Keributan Pagi Hari

137 9 0
                                    

Aku dan Pak Arkan memilih kembali ke rumah, sedangkan Dinda dan Gala akhirnya ikut kami karena mereka tidak mempunyai pilihan lain.

“Ngapain lo lirik-lirik gue? Suka lo sama gue?” tanya Gala memancing keributan.

“Idih, siapa juga yang suka sama lo.
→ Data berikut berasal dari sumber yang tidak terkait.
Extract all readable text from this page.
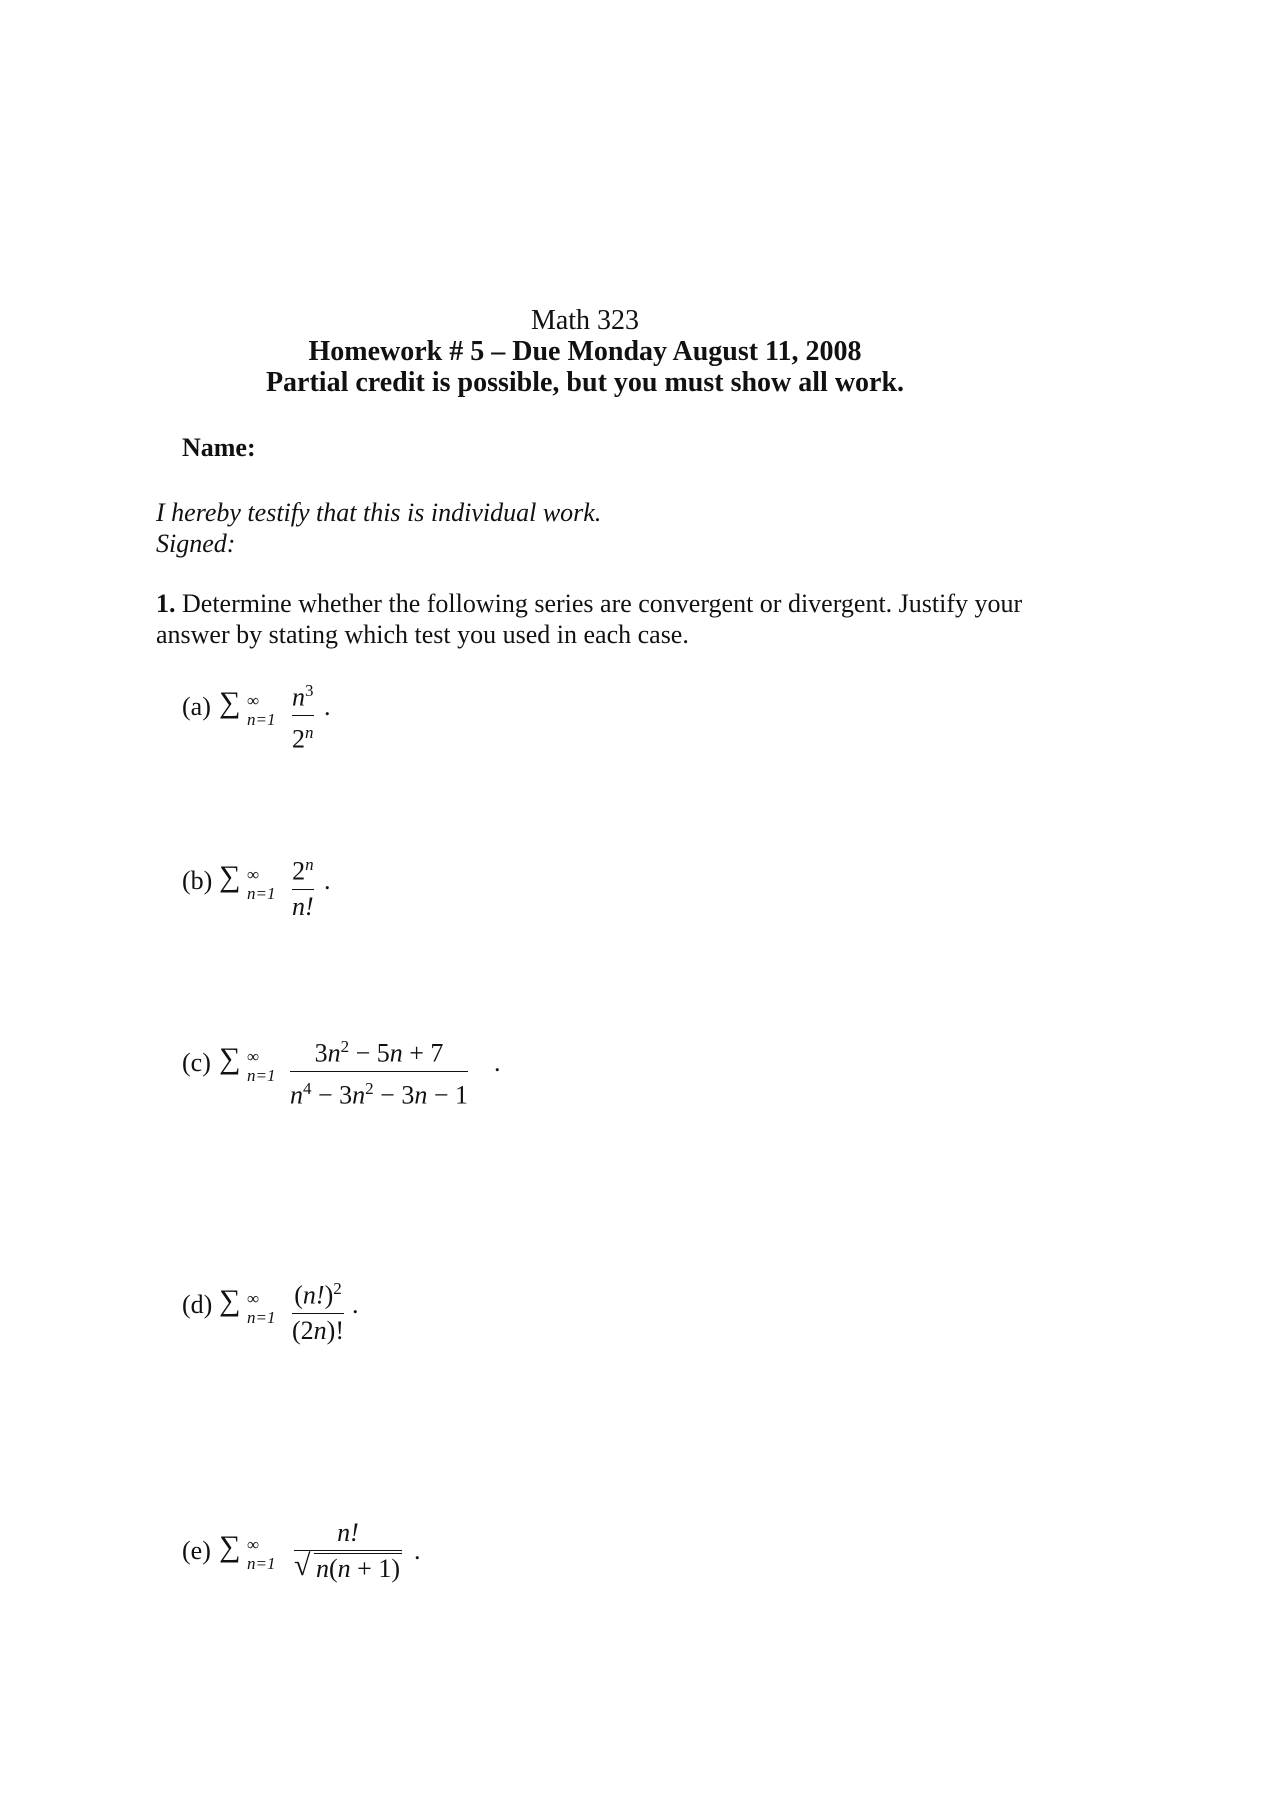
Math 323
Homework # 5 – Due Monday August 11, 2008
Partial credit is possible, but you must show all work.
Name:
I hereby testify that this is individual work.
Signed:
1. Determine whether the following series are convergent or divergent. Justify your answer by stating which test you used in each case.
(a) ∑ ∞
n=1
$n^3$
2$^n$
.
(b) ∑ ∞
n=1
2$^n$
n!
.
(c) ∑ ∞
n=1
$3n^2 - 5n + 7$
$n^4 - 3n^2 - 3n - 1$
.
(d) ∑ ∞
n=1
$(n!)^2$
(2n)!
.
(e) ∑ ∞
n=1
n!
√ n(n + 1)
.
Kepedean banget lo jadi cowok!” bantah Dinda.

Dinda menggeser duduknya dan menjauh dari Gala, sedangkan Gala meletakkan tasnya di tengah sebagai pembatas tempatnya dan Dinda.

“Kalau lo lewati batas tas ini berarti lo suka sama gue,” tutur Gala.

Dinda menggeleng geli dan membuang pandangannya ke arah lain. Aku terkekeh melihat kelakuan lucu mereka yang seperti anak kecil.

“Ribut terus kalian berdua, nanti jodoh loh.” Aku menggoda Dinda dan Gala yang saling membuang muka.

“Amit-amit jabang bayi!” jawabnya serempak.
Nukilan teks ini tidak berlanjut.